A medida, tomada na sessão da última do CNJ da última terça-feira, visa fazer cumprir a Constituição, que determina que todos os cargos em cartórios, mesmo que nos casos de remoção, sejam providos por concursos.

Na decisão, ficou determinado também que várias serventias devem realizar concurso público no prazo de seis meses. Os cartórios são de Registro de Imóveis de Terra Boa; o 1.º registro de imóveis de Londrina; o Ofício do Registro de Imóveis da Comarca de Apucarana: e o Registro Civil de Pessoas Naturais acumulando precariamente o Serviço de Registro de Títulos e Documentos e de Pessoas Jurídicas da Comarca de Guaíra.

Em decisão por maioria dos votos, prevaleceu o parecer do relator, conselheiro Umberto de Souza Junior, que lembrou a resistência dos cartórios em cumprir a Constituição. O procedimento de permuta, lembra o relator, permite acúmulo ou troca de serventia, prática vedada pela Constituição.

Ao analisar os decretos caso a caso, o relator chamou a atenção para coincidências de sobrenomes entre os permutantes e a correlação entre as datas do ato da permuta e a aposentadoria ou renúncia de um dos envolvidos, “robustecendo a acusação inicial de que a estratégia adotada no Paraná objetivava manter na mesma linhagem familiar as serventias, preservar, por via oblíqua, a hereditariedade como critério para a sucessão na titularidade dos serviços notariais e registrais”, relatou o conselheiro, destacando que “a par da evidente afronta constitucional, as permutas eram em muitos casos ajustes para que serventias mais atraentes, financeiramente, não fossem disponibilizadas a concurso por ingresso ou de remoção efetivos”.

Durante a votação, também chamou a atenção a preocupação do corregedor nacional de Justiça, ministro Gilson Dipp, que decidiu dar atenção especial aos cartórios do Estado. “O Paraná é certamente o que tem mais problemas em termos de serventias e o CNJ vai dar atenção especial ao Estado”, afirmou.

Segundo dados do CNJ de outubro do ano passado, 50 cartórios paranaenses ainda resistiam ao preenchimento dos cargos por concurso público.
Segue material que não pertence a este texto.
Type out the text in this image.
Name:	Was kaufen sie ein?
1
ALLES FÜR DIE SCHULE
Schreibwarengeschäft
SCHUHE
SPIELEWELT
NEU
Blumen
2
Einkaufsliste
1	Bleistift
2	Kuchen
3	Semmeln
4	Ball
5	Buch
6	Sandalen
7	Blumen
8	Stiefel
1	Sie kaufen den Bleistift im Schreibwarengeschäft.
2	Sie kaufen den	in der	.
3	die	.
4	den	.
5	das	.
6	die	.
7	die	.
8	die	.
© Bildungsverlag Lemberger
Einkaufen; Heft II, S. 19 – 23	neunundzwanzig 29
A reportagem procurou o Tribunal de Justiça para saber por que as remoções em questão, dos anos de 1992 a 1994, não respeitaram a Constituição e como estava a adequação dos cartórios à exigência de concurso público. A assessoria de imprensa do TJ solicitou que as questões fossem enviadas por email, mas o email da reportagem, até a noite de ontem, não foi respondido.